1
votes

All,

We recently had an issue with ELB HealthCheck in covering up a certain use-case or scenario which caused an application impact.

Can anyone suggest a fault-tolerant approach to handle this?

  1. We have a nodeJS app running in a port - 80
  2. We have 3 instances in the Target Group & that is enrolled in ELB.
  3. ELB HealthCheck was configured to hit root path on port 80 and return success if it gets HTTP 200
  4. Recently one of the node had 100% disk filled on application mount and root mount was still having space.
  5. Though the HealthCheck was succeeding as per ELB the server didn't respond for any other services and it was ideally unhealthy. This means that there are some requests that got succeeded but some of them failed (that was routed to this disk-filled server).
  6. We did received notifications from other monitoring systems on disk filling but due to overwhelming emails & limited resources it got missed out.
  7. Is there any other way we can improvise the HealthCheck strategy to just have these scenarios intimated to AutoScaling Group or ELB so that we can target these nodes to be removed and replace them automatically?
1

1 Answers

4
votes

Rather than just checking that the index.htm page is returning a 200 response, you can configure Elastic Load Balancing to point to a customer Health Check page (eg healthcheck.php).
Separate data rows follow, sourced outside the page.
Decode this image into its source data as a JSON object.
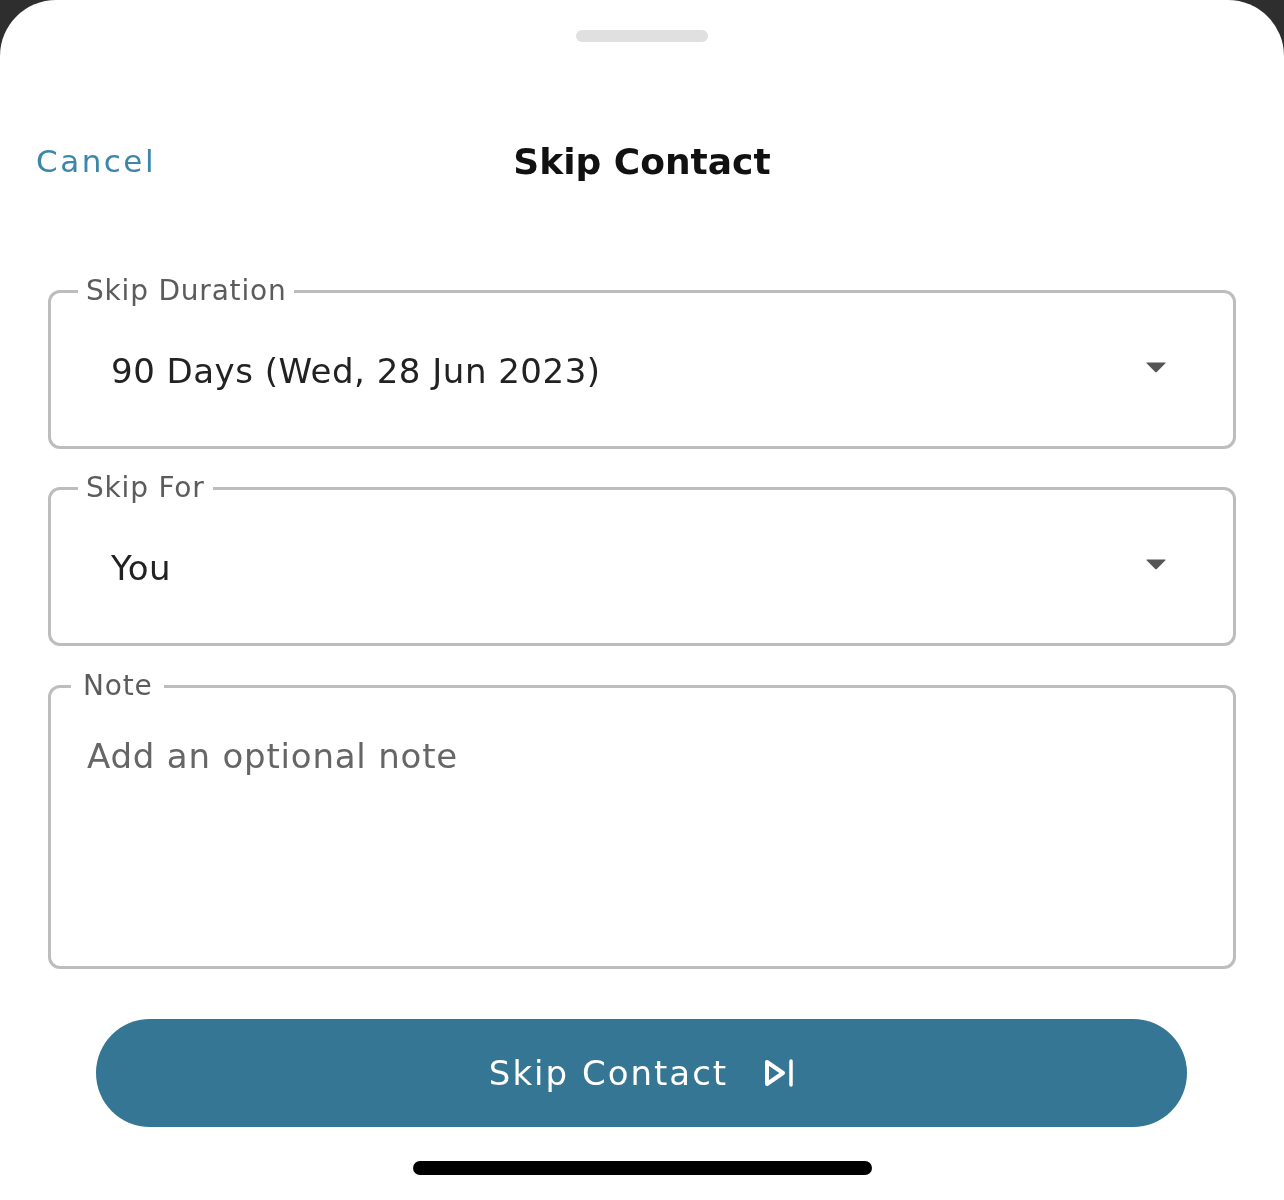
{
  "sheet": {
    "cancel": "Cancel",
    "title": "Skip Contact"
  },
  "fields": [
    {
      "kind": "select",
      "label": "Skip Duration",
      "value": "90 Days (Wed, 28 Jun 2023)"
    },
    {
      "kind": "select",
      "label": "Skip For",
      "value": "You"
    },
    {
      "kind": "textarea",
      "label": "Note",
      "placeholder": "Add an optional note"
    }
  ],
  "primary_button": {
    "label": "Skip Contact"
  }
}
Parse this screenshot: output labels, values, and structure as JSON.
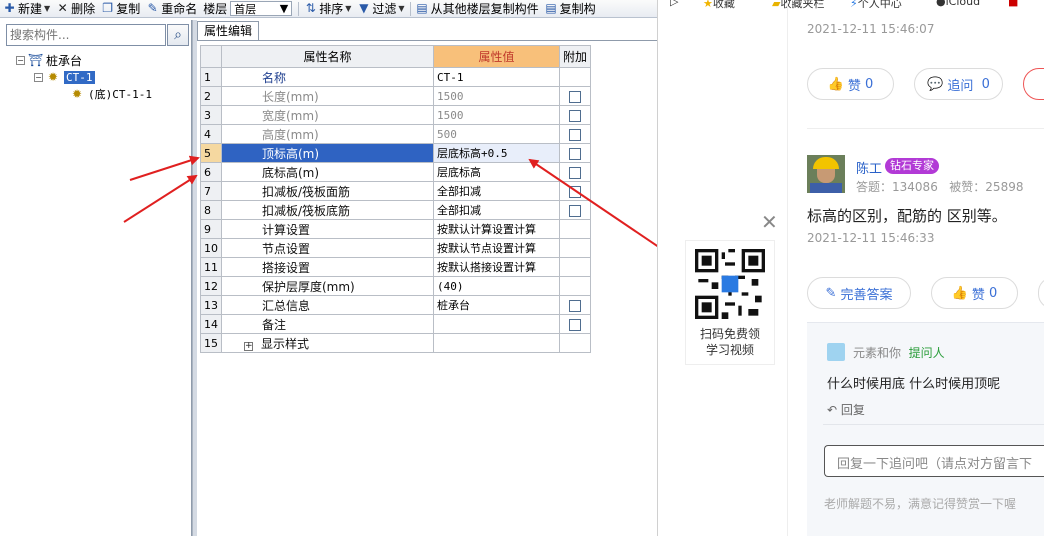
{
  "toolbar": {
    "new": "新建",
    "delete": "删除",
    "copy": "复制",
    "rename": "重命名",
    "floor_label": "楼层",
    "floor_value": "首层",
    "sort": "排序",
    "filter": "过滤",
    "copy_from_floor": "从其他楼层复制构件",
    "copy_to": "复制构"
  },
  "left": {
    "search_placeholder": "搜索构件...",
    "tree": {
      "root": "桩承台",
      "child": "CT-1",
      "leaf_prefix": "(底)",
      "leaf_name": "CT-1-1"
    }
  },
  "prop_tab": "属性编辑",
  "grid": {
    "headers": {
      "name": "属性名称",
      "value": "属性值",
      "extra": "附加"
    },
    "rows": [
      {
        "num": "1",
        "name": "名称",
        "value": "CT-1",
        "checkbox": false
      },
      {
        "num": "2",
        "name": "长度(mm)",
        "value": "1500",
        "checkbox": true
      },
      {
        "num": "3",
        "name": "宽度(mm)",
        "value": "1500",
        "checkbox": true
      },
      {
        "num": "4",
        "name": "高度(mm)",
        "value": "500",
        "checkbox": true
      },
      {
        "num": "5",
        "name": "顶标高(m)",
        "value": "层底标高+0.5",
        "checkbox": true
      },
      {
        "num": "6",
        "name": "底标高(m)",
        "value": "层底标高",
        "checkbox": true
      },
      {
        "num": "7",
        "name": "扣减板/筏板面筋",
        "value": "全部扣减",
        "checkbox": true
      },
      {
        "num": "8",
        "name": "扣减板/筏板底筋",
        "value": "全部扣减",
        "checkbox": true
      },
      {
        "num": "9",
        "name": "计算设置",
        "value": "按默认计算设置计算",
        "checkbox": false
      },
      {
        "num": "10",
        "name": "节点设置",
        "value": "按默认节点设置计算",
        "checkbox": false
      },
      {
        "num": "11",
        "name": "搭接设置",
        "value": "按默认搭接设置计算",
        "checkbox": false
      },
      {
        "num": "12",
        "name": "保护层厚度(mm)",
        "value": "(40)",
        "checkbox": false
      },
      {
        "num": "13",
        "name": "汇总信息",
        "value": "桩承台",
        "checkbox": true
      },
      {
        "num": "14",
        "name": "备注",
        "value": "",
        "checkbox": true
      },
      {
        "num": "15",
        "name": "显示样式",
        "value": "",
        "checkbox": false
      }
    ]
  },
  "browser": {
    "bookmarks": [
      "收藏",
      "收藏夹栏",
      "个人中心",
      "iCloud"
    ],
    "answer1": {
      "time": "2021-12-11 15:46:07",
      "like_label": "赞",
      "like_count": "0",
      "followup_label": "追问",
      "followup_count": "0"
    },
    "answer2": {
      "author": "陈工",
      "badge": "钻石专家",
      "answers_label": "答题：",
      "answers_count": "134086",
      "liked_label": "被赞：",
      "liked_count": "25898",
      "text": "标高的区别，配筋的 区别等。",
      "time": "2021-12-11 15:46:33",
      "improve_label": "完善答案",
      "like_label": "赞",
      "like_count": "0"
    },
    "qr": {
      "line1": "扫码免费领",
      "line2": "学习视频"
    },
    "followup": {
      "user": "元素和你",
      "role": "提问人",
      "text": "什么时候用底 什么时候用顶呢",
      "reply_label": "回复",
      "input_placeholder": "回复一下追问吧（请点对方留言下",
      "footer": "老师解题不易，满意记得赞赏一下喔"
    }
  },
  "colors": {
    "selection_blue": "#2f63c2",
    "header_orange": "#f8c07a",
    "link_blue": "#3a6fd6",
    "badge_purple": "#b23ad6",
    "arrow_red": "#e02020"
  }
}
You could run some code on that page to test the general health of the application (database connectivity, disk space, free memory). If everything checks out OK, return a 200 response. If something is wrong, return a 500 response. This will cause the Load Balancer to treat the instance as Unhealthy and it will stop serving traffic to the instance.

If Auto Scaling is configured to use the ELB Health Check, then Auto Scaling will terminate the unhealthy instance and automatically replace it with a new instance.